Click for Larger Image
A respectful pause, please: our original 1994-build Neon ACR is on the way to the “Rainbow Bridge”. You know the Rainbow Bridge: it’s the special place where animals go after they die, assuming they are loved very, very much by their owners. What most people don’t know is that cars can go there as well, as long as they are small and sad enough. After fourteen years of racing, our little Neon has been hurt so badly he can’t get back up, so under the caring eye of crew chief Dave Everest, ol’ #187 was carefully propped on jackstands and disassembled down to the bare shell. We, the racers and crew members of Green Baron Motor Sports, placed our hands on him and wished him a safe trip to the Bridge… and then we started on our task, which is to build a race car from scratch in less than thirty days.

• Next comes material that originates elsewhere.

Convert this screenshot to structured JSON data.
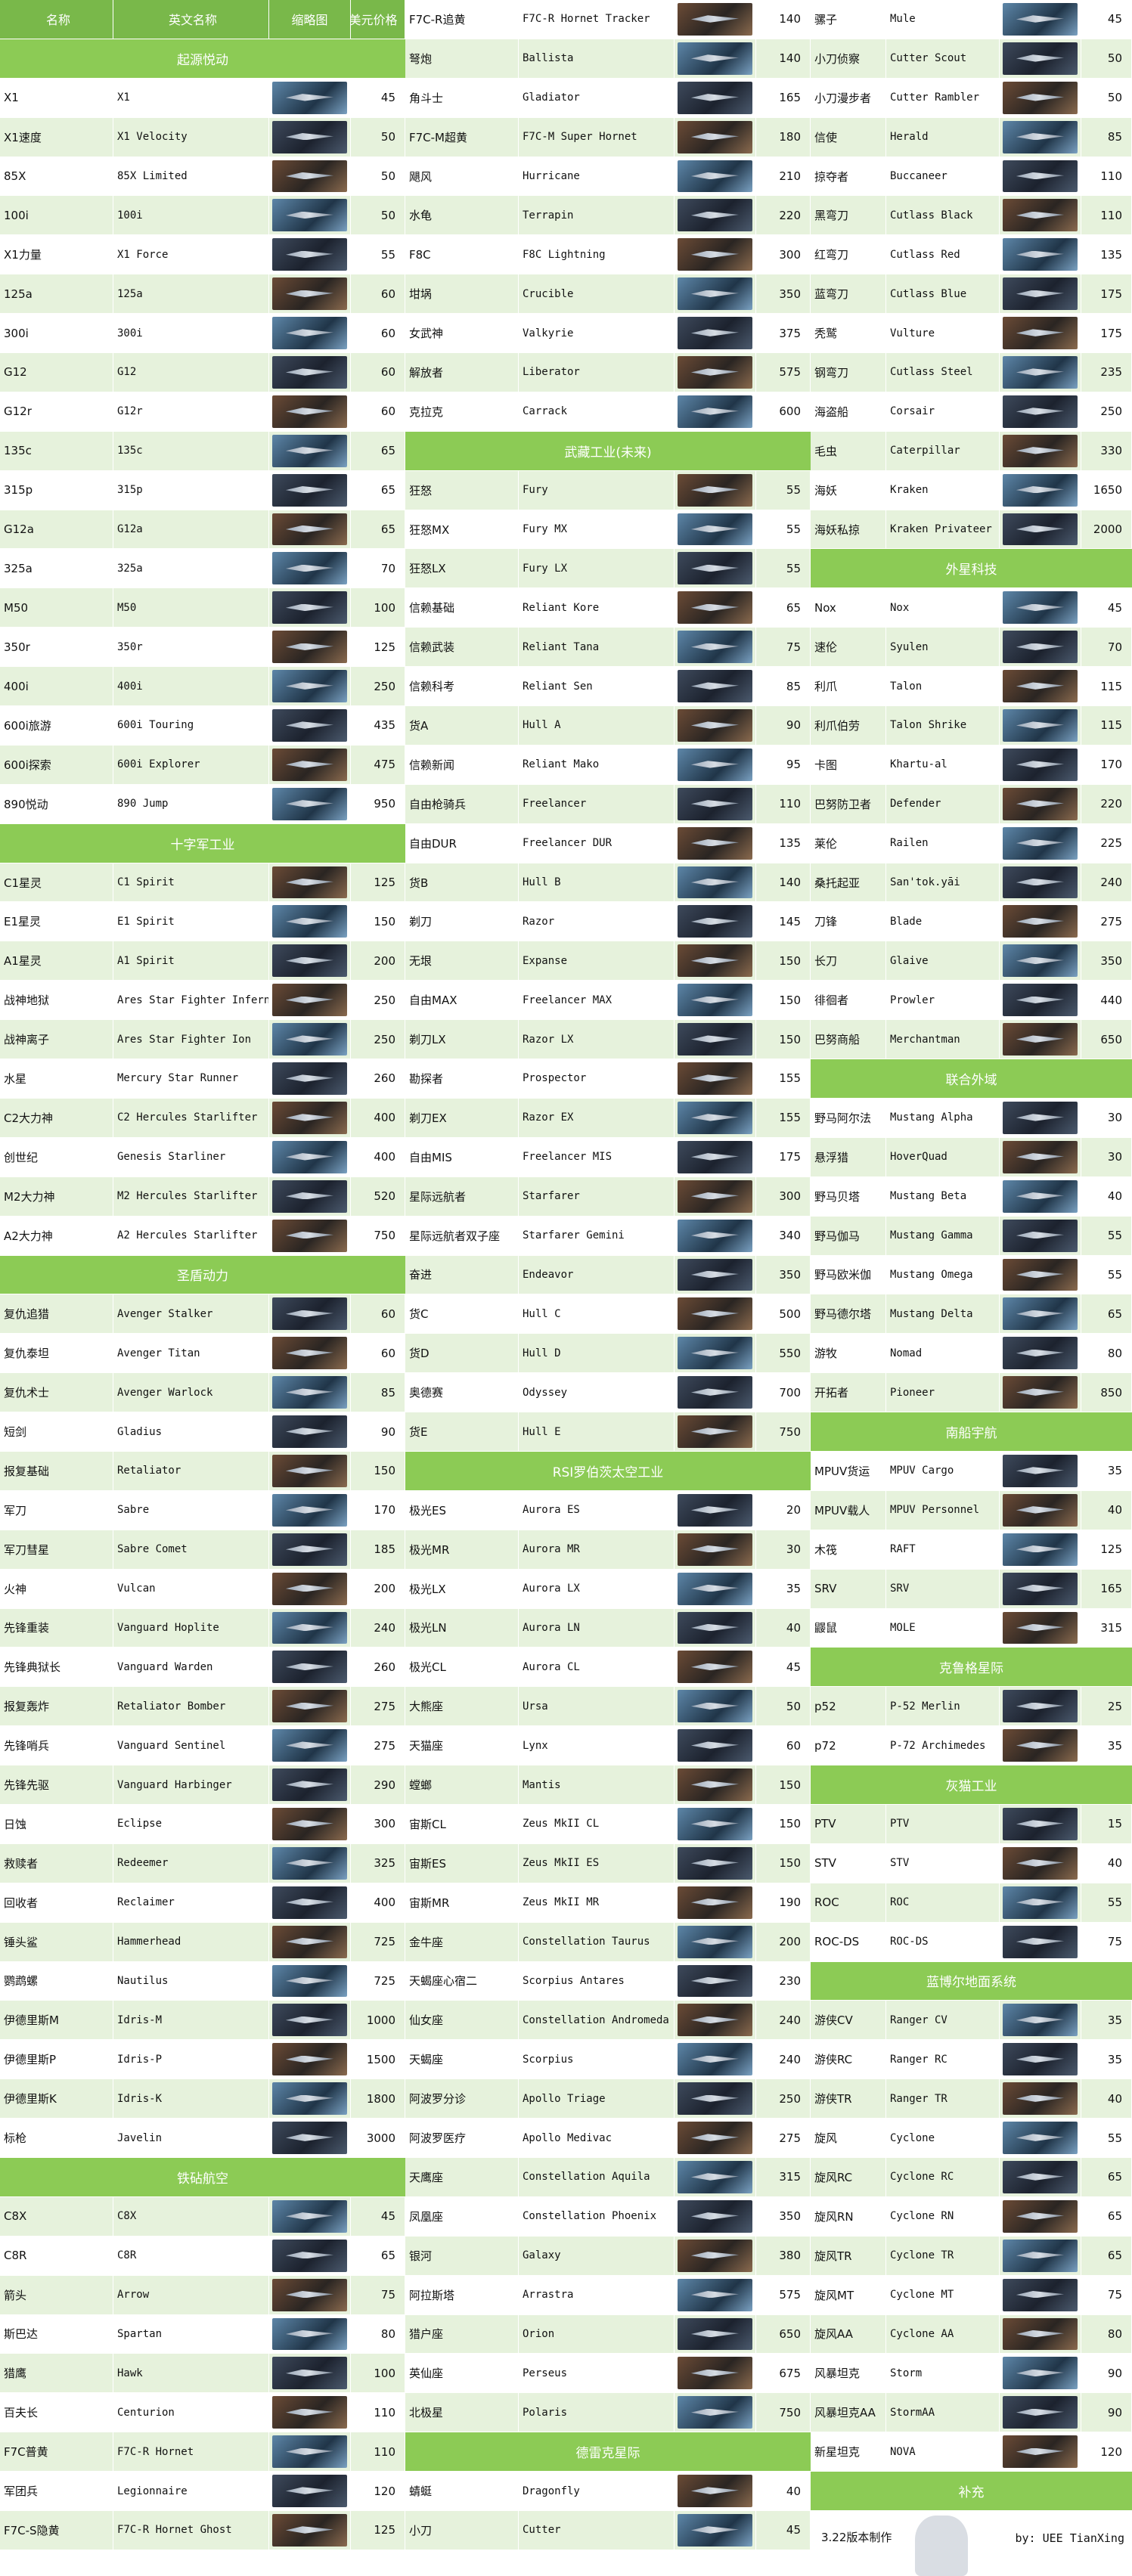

We had a great place to start – namely, a rust-free 1995 Plymouth Neon shell from Chrysler’s Toluca plant down around Mexico way. Compared to the ACR, this shell’s a little thicker in spots. The rear suspension pickup points are double-reinforced, perhaps to deal with those big bushels of leafy green, er, cabbage. (Come on – kids read this!) From the moment the infamous “Tinman” began measuring the shell, however, it was apparent that those fellows up in Belvidere, the other home of the Neon, are underrated – because this Neon’s a bit crooked in spots. Luckily, it can all be fixed, and then we’ll be racing with an undamaged car.
Did I mention that this was a Plymouth Neon? Some of our younger readers may not be totally conversant with Plymouth, so here’s the deal: it was like Dodge, only a zillion times cooler. To celebrate the essential Plymouthness of our new race ride, we’ve shucked aside the traditional Nitro-Yellow-Green team color for something that completely recaptures the magic of Plymouth Neons in 1995. Watch this space for more info.
After a quick trip out to Tinman’s shop in Johnstown, Ohio, the Mexican Plymouth (who will be temporarily known as “El Guapo”) was stripped and prepped for its new future as a famous racing car. Tinman’s prepping a new Grand-Am-spec cage with more tubing, more reinforcements, and more room for yours truly behind the wheel. While Tinman was doing the tough stuff, the rest of the team was at the Pick-and-Pull. Never heard of a Pick-and-Pull? It’s an awesome place where you can lie in a puddle of rusty, malaria-infested water and impact-wrench fenders off wrecked cars. We bought four doors, four front fenders (er, for no reason at all), a hood, some taillights, and some turn signals, all for the sum of two hundred and ten bucks. If only it hadn’t been over one hundred degrees outside, we might have gotten more stuff, but trust me, one’s enthusiasm for carrying car doors about three-quarters of a mile back to the checkout counter diminishes once it becomes hot enough to feel one’s metal sunglasses burning one’s face.
Click for Larger Image
Hey there! You should wear a mask when you sand the paint off old body panels. Really, you should. That’s another safety message from Hemi The Safety Cat ™. But part of the privilege of being the team driver is that nobody expects you to be terribly smart. Look at that Kyle Busch kid. He’s probably eating paint.
This weekend, we’ll finish the cage and paint the shell in the Mystery Color; at that point, we’ll be twelve days away from making the grid for August’s race at Mid-Ohio. We’ll be ready. Count on it. What you can also count on is that there will be a few hilarious and humiliating episodes in between, and we’ll keep you up to date on that, too!